The equity policies had been dribbling out piecemeal since last year, including the State Department’s announcement of an X gender marker in U.S. passports for gender-nonconforming citizens; the Department of Homeland Security’s guidelines, announced on the International Trans Day of Visibility, that border patrol agents will be required to use gender-neutral language and pronouns specified by foreign travelers and migrants entering the country; and the Department of Agriculture’s plan to provide debt relief to black and other “socially disadvantaged” farmers, but not to white farmers.
But a more comprehensive picture did not emerge until the release of the Equity Action Plans, which describe the incorporation of race and gender concepts that, until several years ago, largely lived in academic journals as esoteric and niche interests. The plans – ranging from 2 to 26 pages – contain marching orders for all Cabinet-level federal agencies as well as dozens of smaller, independent agencies; they are sprinkled throughout with trendy terms like BIPOC, LGBTQI+, queer, power structures, marginalization, intersectional, and gender binary.

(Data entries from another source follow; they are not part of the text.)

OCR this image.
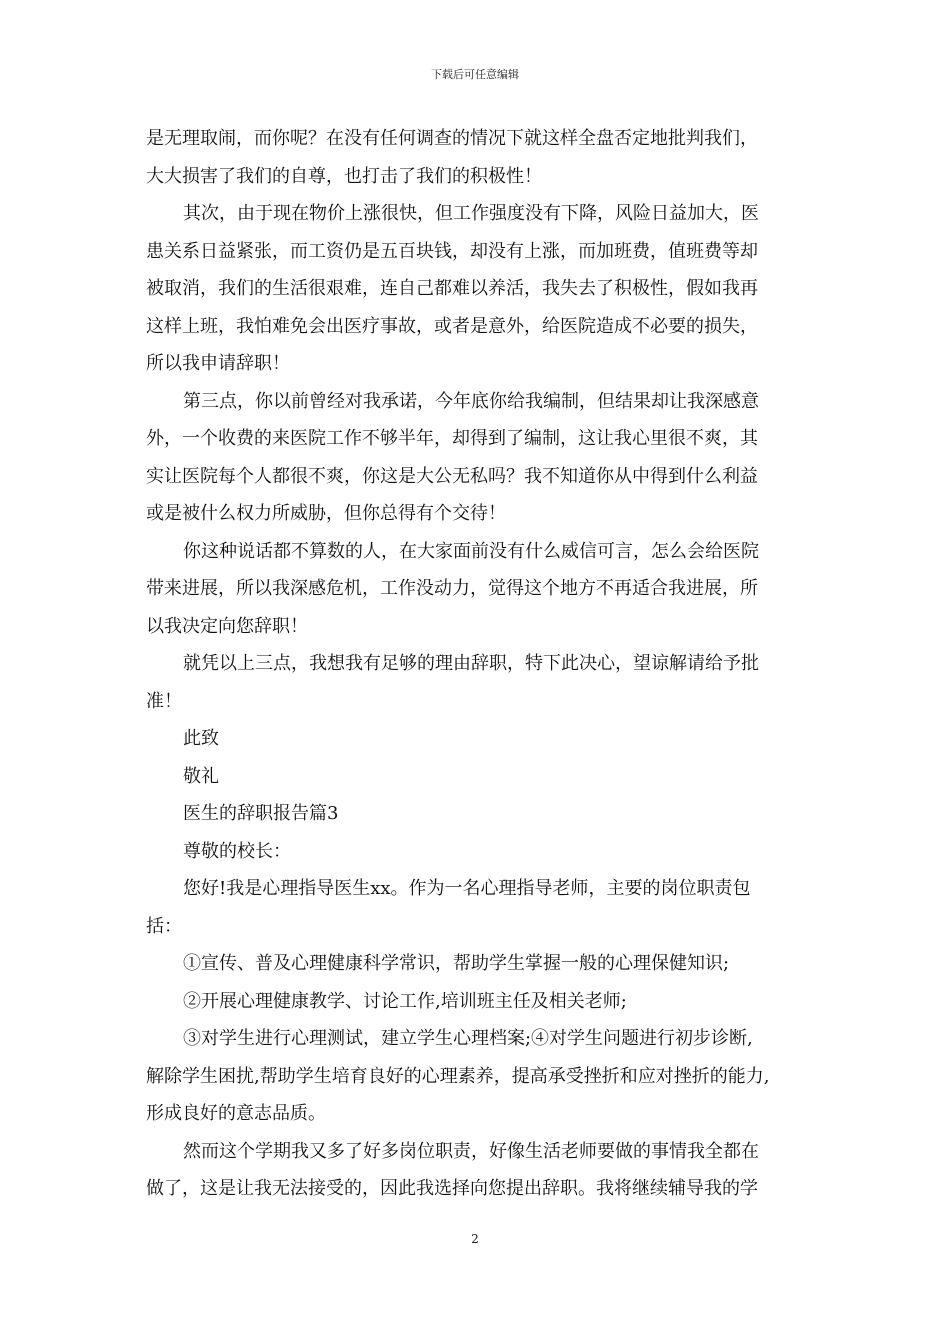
下载后可任意编辑
是无理取闹，而你呢？在没有任何调查的情况下就这样全盘否定地批判我们，
大大损害了我们的自尊，也打击了我们的积极性！
其次，由于现在物价上涨很快，但工作强度没有下降，风险日益加大，医
患关系日益紧张，而工资仍是五百块钱，却没有上涨，而加班费，值班费等却
被取消，我们的生活很艰难，连自己都难以养活，我失去了积极性，假如我再
这样上班，我怕难免会出医疗事故，或者是意外，给医院造成不必要的损失，
所以我申请辞职！
第三点，你以前曾经对我承诺，今年底你给我编制，但结果却让我深感意
外，一个收费的来医院工作不够半年，却得到了编制，这让我心里很不爽，其
实让医院每个人都很不爽，你这是大公无私吗？我不知道你从中得到什么利益
或是被什么权力所威胁，但你总得有个交待！
你这种说话都不算数的人，在大家面前没有什么威信可言，怎么会给医院
带来进展，所以我深感危机，工作没动力，觉得这个地方不再适合我进展，所
以我决定向您辞职！
就凭以上三点，我想我有足够的理由辞职，特下此决心，望谅解请给予批
准！
此致
敬礼
医生的辞职报告篇3
尊敬的校长：
您好!我是心理指导医生xx。作为一名心理指导老师，主要的岗位职责包
括：
①宣传、普及心理健康科学常识，帮助学生掌握一般的心理保健知识;
②开展心理健康教学、讨论工作,培训班主任及相关老师;
③对学生进行心理测试，建立学生心理档案;④对学生问题进行初步诊断,
解除学生困扰,帮助学生培育良好的心理素养，提高承受挫折和应对挫折的能力,
形成良好的意志品质。
然而这个学期我又多了好多岗位职责，好像生活老师要做的事情我全都在
做了，这是让我无法接受的，因此我选择向您提出辞职。我将继续辅导我的学
2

The Equity Action Plans are only the first step in what the Biden administration calls a “generational commitment” to redressing historical disparities between political identity groups. But the full implications of the Biden strategy are obscured by the fact that the documents are short on specifics and larded with standard governmentese and boilerplate language about promoting best practices, collecting data, reducing barriers to government procurement, and contracting with disadvantaged and underrepresented groups.
In a typical bureaucratic passage, the Justice Department’s plan includes a commitment to “ask each of its major procuring bureaus to identify at least two contracting opportunities for HUBZone small businesses each fiscal year for 4 years, or until the statutory goal of 3% is met, and to compete those contracts exclusively among HUBZone firms.”
But the documents are also open-ended and can serve as a platform for significant change. In a sweeping, general statement, the Department of Agriculture vows to “continue to integrate civil rights and equity in the design of its policies and programs that span the entirety of its mandate, including areas such as food security, nutrition, natural resources and conservation, rural development, and more.”
Representatives of several groups that filed public comments described the comments as generic but promising an important first step toward empowering historically marginalized communities.
“For the most part they say the right things,” said James Goodwin, senior policy analyst with the Center for Progressive Reform, one of the nearly 500 groups that filed public comments to guide the creation of the Equity Action Plans.
“But you know words on paper are very different from action. What’s most important is that an agency’s culture changes to incorporate a lot of these things,” Goodwin said. “A lot of these things can be relegated to a check-the-box exercise which doesn’t make a major impact in the day-to-day actions of an agency, or it can be fully integrated into an agency’s DNA.”
The Biden Administration has made it clear who the enemy is in 2022…white people who still care about the nation their ancestors built, and for whom their ancestors believed their actions would matter: their posterity.